Foreign Affairs Secretary Teddy Boy Locsin wrote: “It’s been observed — by me mainly — that laws which seek to discourage challenge invite challenge; to impose order invite disorder. And when a crackdown follows it appears to justify both the challenge and the disorder. So sometimes national security laws invite insecurity.”
The comment came on the heels of the HK implementation by Beijing of its National Security Law, giving China the legal teeth to deal with serious challenges by criminalizing acts of secession, subversion, terrorism, and collusion with foreign or external forces.
Hong Kong is vital to the Philippines most especially in the period of pandemic crisis and going forward to the next two years of economic recovery efforts of the nation. The PH economy has just lost more than 7 million domestic jobs, on top of thousands of job losses among OFWs in the Middle East. Thus, the 230,000 jobs of Filipinos in HK are a treasure the nation can hardly afford to lose.
Likewise, HK is a vital trading partner as shown by its annual imports of up to US $10 billion of goods from the Philippines, making it the 4th among the top export markets of the country. Combined with China’s imports from the Philippines, that makes China the top importer of Philippine goods.
Hence, the PH hopes for the continued stability and resurgence of prosperity of HK. Yet, our OFWs in HK and their families became worried since violent protests started rocking the HKSAR (Hong Kong Special Administrative Region) of China.
HK has been subject to inclement political-financial weather the past months, and the “One Country, Two Systems” has been the object of much debate and interpretation. The order of the two principles, however, clearly puts emphasis on the unity of the country, expressed in the “One Country.”
Hence, China has seen it proper and timely to legislate a National Security Law in response to divisive voices and the perilously extreme actions from radicals in HK with some signs of agitation for secession – messaging that any nation-state would abhor and put a rein on.

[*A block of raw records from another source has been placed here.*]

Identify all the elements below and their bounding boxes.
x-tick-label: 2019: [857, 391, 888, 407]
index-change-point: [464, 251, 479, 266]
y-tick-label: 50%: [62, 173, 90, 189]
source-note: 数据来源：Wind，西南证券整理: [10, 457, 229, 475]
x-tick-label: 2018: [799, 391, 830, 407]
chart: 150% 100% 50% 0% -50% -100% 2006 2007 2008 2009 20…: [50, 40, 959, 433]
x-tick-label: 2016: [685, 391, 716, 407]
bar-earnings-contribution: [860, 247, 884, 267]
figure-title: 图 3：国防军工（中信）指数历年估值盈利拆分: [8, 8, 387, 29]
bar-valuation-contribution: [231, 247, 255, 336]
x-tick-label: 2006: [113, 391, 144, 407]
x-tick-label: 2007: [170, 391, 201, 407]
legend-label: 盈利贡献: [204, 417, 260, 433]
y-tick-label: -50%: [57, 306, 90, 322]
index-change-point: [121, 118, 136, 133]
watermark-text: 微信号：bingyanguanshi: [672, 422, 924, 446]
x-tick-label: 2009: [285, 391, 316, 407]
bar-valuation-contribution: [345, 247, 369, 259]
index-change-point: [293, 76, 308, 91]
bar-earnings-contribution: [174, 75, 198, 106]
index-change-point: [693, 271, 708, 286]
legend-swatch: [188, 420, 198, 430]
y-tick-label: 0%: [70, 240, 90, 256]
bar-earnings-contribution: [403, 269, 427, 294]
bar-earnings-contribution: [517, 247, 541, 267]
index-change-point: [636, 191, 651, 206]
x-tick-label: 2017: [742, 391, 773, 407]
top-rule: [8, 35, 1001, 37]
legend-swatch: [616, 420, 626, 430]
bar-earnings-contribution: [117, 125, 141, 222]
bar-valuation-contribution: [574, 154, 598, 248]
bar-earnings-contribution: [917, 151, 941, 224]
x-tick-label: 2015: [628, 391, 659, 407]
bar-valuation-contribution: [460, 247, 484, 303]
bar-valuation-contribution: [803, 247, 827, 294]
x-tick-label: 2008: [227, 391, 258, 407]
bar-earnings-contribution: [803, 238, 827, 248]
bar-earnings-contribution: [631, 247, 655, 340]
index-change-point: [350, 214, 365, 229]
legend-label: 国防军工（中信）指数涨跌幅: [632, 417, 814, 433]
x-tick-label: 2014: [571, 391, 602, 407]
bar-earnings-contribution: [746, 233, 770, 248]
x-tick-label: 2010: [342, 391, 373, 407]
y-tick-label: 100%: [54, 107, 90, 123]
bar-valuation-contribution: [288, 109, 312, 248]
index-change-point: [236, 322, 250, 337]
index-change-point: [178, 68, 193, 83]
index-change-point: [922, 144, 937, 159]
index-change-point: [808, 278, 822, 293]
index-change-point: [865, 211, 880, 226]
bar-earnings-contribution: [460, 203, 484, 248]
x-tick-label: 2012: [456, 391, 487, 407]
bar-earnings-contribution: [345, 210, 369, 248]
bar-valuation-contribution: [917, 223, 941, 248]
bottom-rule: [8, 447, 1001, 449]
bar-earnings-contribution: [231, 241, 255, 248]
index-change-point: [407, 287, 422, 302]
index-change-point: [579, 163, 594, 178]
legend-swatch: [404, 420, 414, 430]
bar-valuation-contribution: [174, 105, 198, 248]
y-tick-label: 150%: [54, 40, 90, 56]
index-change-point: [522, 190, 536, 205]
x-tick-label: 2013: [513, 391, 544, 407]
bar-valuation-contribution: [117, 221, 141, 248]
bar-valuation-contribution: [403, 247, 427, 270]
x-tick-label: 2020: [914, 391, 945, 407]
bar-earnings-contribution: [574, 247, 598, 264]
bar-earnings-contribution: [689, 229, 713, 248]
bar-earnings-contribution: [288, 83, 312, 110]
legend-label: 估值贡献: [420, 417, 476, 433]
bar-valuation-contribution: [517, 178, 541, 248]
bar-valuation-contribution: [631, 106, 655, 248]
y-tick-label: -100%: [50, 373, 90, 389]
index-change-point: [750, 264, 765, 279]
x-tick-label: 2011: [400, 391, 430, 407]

The law’s implementation coincided with the 23rd anniversary of Hong Kong’s handover to China by Great Britain, which ruled the former Crown Colony for 156 years.
It is fortunate that to date, US sanctions on HK and China on these issues remain subdued and HK’s stability and viability is undisturbed, consisting only of ban on individuals traveling to the US and export restriction on “certain types of civilian-military dual use technologies.
China has responded to US sanctions with equal restraint, banning US government officials directly involved in putting pressure on HK and China’s officials involved in the National Security Law enacted to stabilize and protect the Special Administrative Region of China.
International business is happy with the situation, mirrored by this recent headline, “Hong Kong stocks, undeterred by new security law, rise with Asia.”
Asia, of which Hong Kong is an important cog, is indeed the hope of the rest of the world for faster recovery from the pandemic crisis of 2020. We have a stake in ensuring Hong Kong’s stability and progress.